Haute tension : le Portugal et l’Espagne unissent leurs réseaux

Par Armand Rosam |

Le Portugal et l'Espagne inaugurent une nouvelle interconnexion électrique à 400 kV dans le Nord. Découvrez comment cette infrastructure haute tension renforce la sécurité et la transition énergétique.

Haute tension : le Portugal et l’Espagne unissent leurs réseaux

Le Portugal et l’Espagne ont inauguré une nouvelle interconnexion électrique à très haute tension (400 kV). Ce grand chantier public relie Viana do Castelo et Pontevedra. De plus, ce projet s’avère hautement stratégique pour l’Union Européenne.

Cette nouvelle interconnexion électrique renforce considérablement le système électrique ibérique. Par conséquent, elle dynamise l’intégration du Marché Ibérique de l’Électricité (MIBEL). L’entreprise Redes Energéticas Nacionais (REN) a mené les travaux au Portugal. En contrepartie, Red Eléctrica a piloté la construction du côté espagnol. Les deux nations progressent ainsi ensemble vers l’autonomie énergétique et la transition écologique.

Un impact direct sur la capacité de transport et la durabilité

L’interconnexion bénéficie du statut de Projet d’Intérêt Commun de la Commission Européenne. En effet, la capacité d’échange entre les deux pays augmente d’environ 1 000 MW. Le plafond maximal atteint désormais 4 200 MW de l’Espagne vers le Portugal. À l’inverse, la capacité s’élève à 3 500 MW du Portugal vers l’Espagne.

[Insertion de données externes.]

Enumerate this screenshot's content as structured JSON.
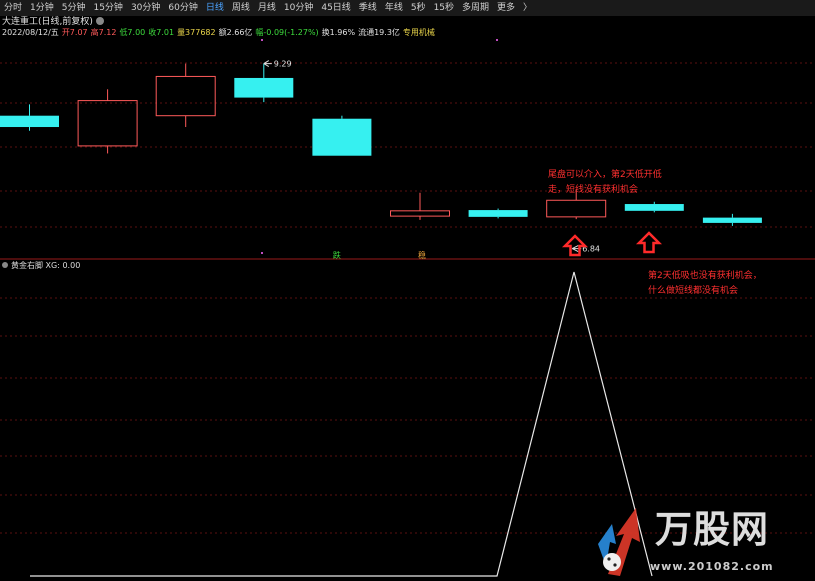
{
  "toolbar": {
    "tabs": [
      "分时",
      "1分钟",
      "5分钟",
      "15分钟",
      "30分钟",
      "60分钟",
      "日线",
      "周线",
      "月线",
      "10分钟",
      "45日线",
      "季线",
      "年线",
      "5秒",
      "15秒",
      "多周期",
      "更多"
    ],
    "active_index": 6,
    "more_arrow": "〉"
  },
  "stock": {
    "title": "大连重工(日线,前复权)",
    "gear_icon": "gear-icon"
  },
  "info": {
    "date": "2022/08/12/五",
    "open": "开7.07",
    "high": "高7.12",
    "low": "低7.00",
    "close": "收7.01",
    "volume": "量377682",
    "amount": "额2.66亿",
    "change": "幅-0.09(-1.27%)",
    "turnover": "换1.96%",
    "float_cap": "流通19.3亿",
    "sector": "专用机械"
  },
  "colors": {
    "up": "#ff5a5a",
    "down": "#36f0f0",
    "grid": "#5a1010",
    "divider": "#9a1a1a",
    "annotation": "#ff3030",
    "indicator_line": "#e8e8e8"
  },
  "chart_data": [
    {
      "type": "candlestick",
      "title": "大连重工(日线,前复权)",
      "candles": [
        {
          "direction": "down",
          "open": 8.6,
          "close": 8.45,
          "high": 8.75,
          "low": 8.4
        },
        {
          "direction": "up",
          "open": 8.2,
          "close": 8.8,
          "high": 8.95,
          "low": 8.1
        },
        {
          "direction": "up",
          "open": 8.6,
          "close": 9.12,
          "high": 9.29,
          "low": 8.45
        },
        {
          "direction": "down",
          "open": 9.1,
          "close": 8.84,
          "high": 9.29,
          "low": 8.78
        },
        {
          "direction": "down",
          "open": 8.56,
          "close": 8.07,
          "high": 8.6,
          "low": 8.07
        },
        {
          "direction": "up",
          "open": 7.27,
          "close": 7.34,
          "high": 7.58,
          "low": 7.22
        },
        {
          "direction": "down",
          "open": 7.35,
          "close": 7.26,
          "high": 7.37,
          "low": 7.24
        },
        {
          "direction": "up",
          "open": 7.26,
          "close": 7.48,
          "high": 7.62,
          "low": 7.23
        },
        {
          "direction": "down",
          "open": 7.43,
          "close": 7.34,
          "high": 7.46,
          "low": 7.32
        },
        {
          "direction": "down",
          "open": 7.25,
          "close": 7.18,
          "high": 7.3,
          "low": 7.14
        }
      ],
      "high_label": "9.29",
      "low_label": "6.84",
      "markers": [
        {
          "candle": 4,
          "text": "跌"
        },
        {
          "candle": 5,
          "text": "稳"
        }
      ]
    },
    {
      "type": "line",
      "title": "黄金右脚",
      "series": [
        {
          "name": "XG",
          "values": [
            0,
            0,
            0,
            0,
            0,
            0,
            0,
            0,
            0,
            0,
            0,
            0,
            0,
            0,
            0,
            0,
            0,
            0,
            0,
            0,
            0,
            0,
            0,
            1,
            0
          ]
        }
      ],
      "current_value": "0.00"
    }
  ],
  "indicator": {
    "name": "黄金右脚",
    "value_label": "XG: 0.00"
  },
  "annotations": {
    "note1": "尾盘可以介入，第2天低开低走，短线没有获利机会",
    "note2": "第2天低吸也没有获利机会，什么做短线都没有机会"
  },
  "watermark": {
    "text": "万股网",
    "url": "www.201082.com"
  }
}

Ce renforcement technique génère une excellente efficacité. Concrètement, la ligne permettra d’intégrer 281 GWh supplémentaires d’énergies propres par an sur le réseau. De cette manière, les deux États évitent l’émission de 113 000 tonnes de CO₂ chaque année.

« Cette nouvelle interconnexion représente une étape décisive pour renforcer la sécurité énergétique du Portugal et de l’Espagne. Les interconnexions rendent les systèmes électriques mais aussi les marchés plus résilients, se traduisant par des bénéfices concrets pour les consommateurs. » — Maria da Graça Carvalho – Ministre de l’Environnement et de l’Énergie du Portugal

Les détails techniques du projet de réseau

L’ingénierie du réseau interconnecte le district de Viana do Castelo aux provinces d’Ourense et de Pontevedra. C’est pourquoi les investissements ont été répartis de façon coordonnée entre les deux pays.

Du côté portugais :

  • L’investissement global dépasse les 70 millions d’euros.
  • Construction d’une nouvelle ligne haute tension de 68 km de long.
  • Mise en service de la nouvelle sous-station de Ponte de Lima (400/150 kV).

Du côté espagnol :

  • Red Eléctrica a investi plus de 70 millions d’euros avec l’appui de la Banque Européenne d’Investissement.
  • Construction des sous-stations électriques de Beariz et de Fontefría.
  • Déploiement de la ligne Beariz-Fontefría (30 km) et de la ligne de liaison Fontefría-Frontière (21,7 km).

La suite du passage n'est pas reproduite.